For some years now I have had the privilege to work in a in the field of transformation. Looking back, the biggest moves have been the transparency initiative and the integrated sustainability strategy in the Crop Science division. Within this strategy, two elements stand out for me: The commitments to reduce both 30% greenhouse gas emissions on the fields of our farmer customers and the commitment to reduce 30% environmental impact of our crop protection products. Today, both commitments are deeply embedded in our business planning, they have also opened te door to new opportunities like carbon farming. And they have impacted our narrative. I will never forget how our former CEO in Crop Science, Liam Condon, went on stage and opened an external presentation with the words: “How can we feed a hungry planet without starving it?” That level of acknowledgement, of inclusive thinking and of bridging from problem to opportunity was really new.
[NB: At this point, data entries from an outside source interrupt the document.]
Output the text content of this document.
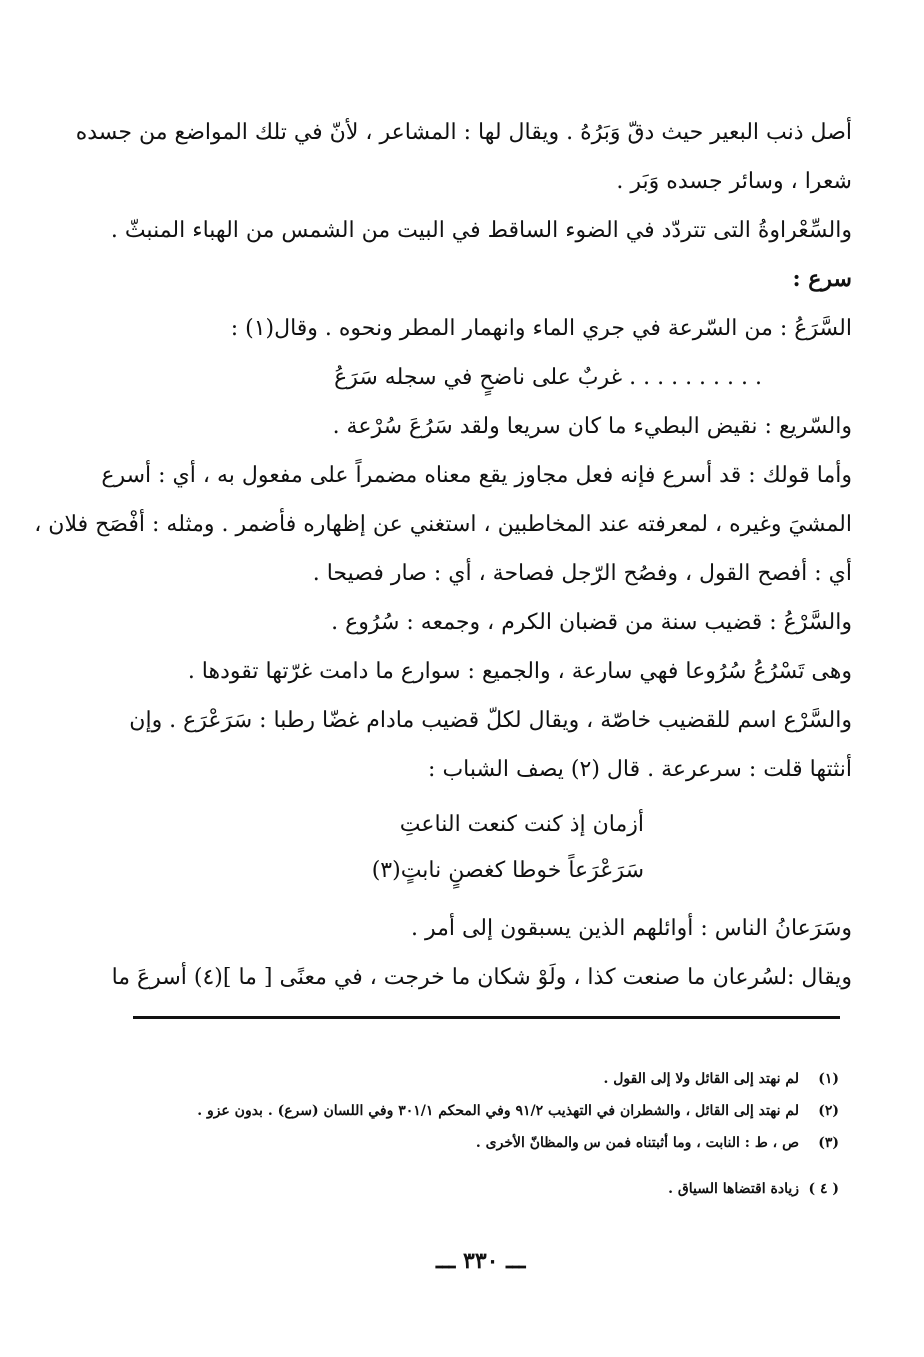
أصل ذنب البعير حيث دقّ وَبَرُهُ . ويقال لها : المشاعر ، لأنّ في تلك المواضع من جسده
شعرا ، وسائر جسده وَبَر .
والسِّعْراوةُ التى تتردّد في الضوء الساقط في البيت من الشمس من الهباء المنبثّ .
سرع :
السَّرَعُ : من السّرعة في جري الماء وانهمار المطر ونحوه . وقال(١) :
. . . . . . . . . . غربٌ على ناضحٍ في سجله سَرَعُ
والسّريع : نقيض البطيء ما كان سريعا ولقد سَرُعَ سُرْعة .
وأما قولك : قد أسرع فإنه فعل مجاوز يقع معناه مضمراً على مفعول به ، أي : أسرع
المشيَ وغيره ، لمعرفته عند المخاطبين ، استغني عن إظهاره فأضمر . ومثله : أفْصَح فلان ،
أي : أفصح القول ، وفصُح الرّجل فصاحة ، أي : صار فصيحا .
والسَّرْعُ : قضيب سنة من قضبان الكرم ، وجمعه : سُرُوع .
وهى تَسْرُعُ سُرُوعا فهي سارعة ، والجميع : سوارع ما دامت غرّتها تقودها .
والسَّرْع اسم للقضيب خاصّة ، ويقال لكلّ قضيب مادام غضّا رطبا : سَرَعْرَع . وإن
أنثتها قلت : سرعرعة . قال (٢) يصف الشباب :
أزمان إذ كنت كنعت الناعتِ
سَرَعْرَعاً خوطا كغصنٍ نابتٍ(٣)
وسَرَعانُ الناس : أوائلهم الذين يسبقون إلى أمر .
ويقال :لسُرعان ما صنعت كذا ، ولَوْ شكان ما خرجت ، في معنًى [ ما ](٤) أسرعَ ما
(١)
لم نهتد إلى القائل ولا إلى القول .
(٢)
لم نهتد إلى القائل ، والشطران في التهذيب ٩١/٢ وفي المحكم ٣٠١/١ وفي اللسان (سرع) . بدون عزو .
(٣)
ص ، ط : النابت ، وما أثبتناه فمن س والمظانّ الأخرى .
( ٤ )
زيادة اقتضاها السياق .
ـــ ٣٣٠ ـــ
Another, very recent achievement is the massive improvement of Bayer’s ESG rating profile. All red flags have been removed in the last two years. The essence of success again: transparency, acknowledgement, disclosure and transparency.
How have you kept yourself motivated in difficult times? Have you developed any new skills, or a focus on personal well-being?
Today I understand what gives me energy and what doesn’t. I really love challenges and change. I also love working together with dedicated people and an energized team. I found some of my best friends in the company and it helps so much, to climb the mountain together and not alone.
Even if some find this bizarre, I am also energized by going into a very controversial discussions and explore where the common ground is. And I am an ambassador for innovation. In summary, I like difficult times and challenges. A friend recently said to me that I see the glass too empty and not full enough. But it is the empty part of the glass that I am interested in, not the full.
Over the years, my level of self-reflection has certainly increased. But I do not need to separate “work” from “life” – with my great work and my family I have a very rich life.
What are your plans for the future?
I will keep on driving change and impact together with likeminded people. That is my passion.
What advice would you give to other tech professionals looking to incorporate sustainability into their work?
Don’t start with regulations and imperatives when you look at sustainability. Find the impact and inspire your organization. Regulations may help but should not determine your strategy.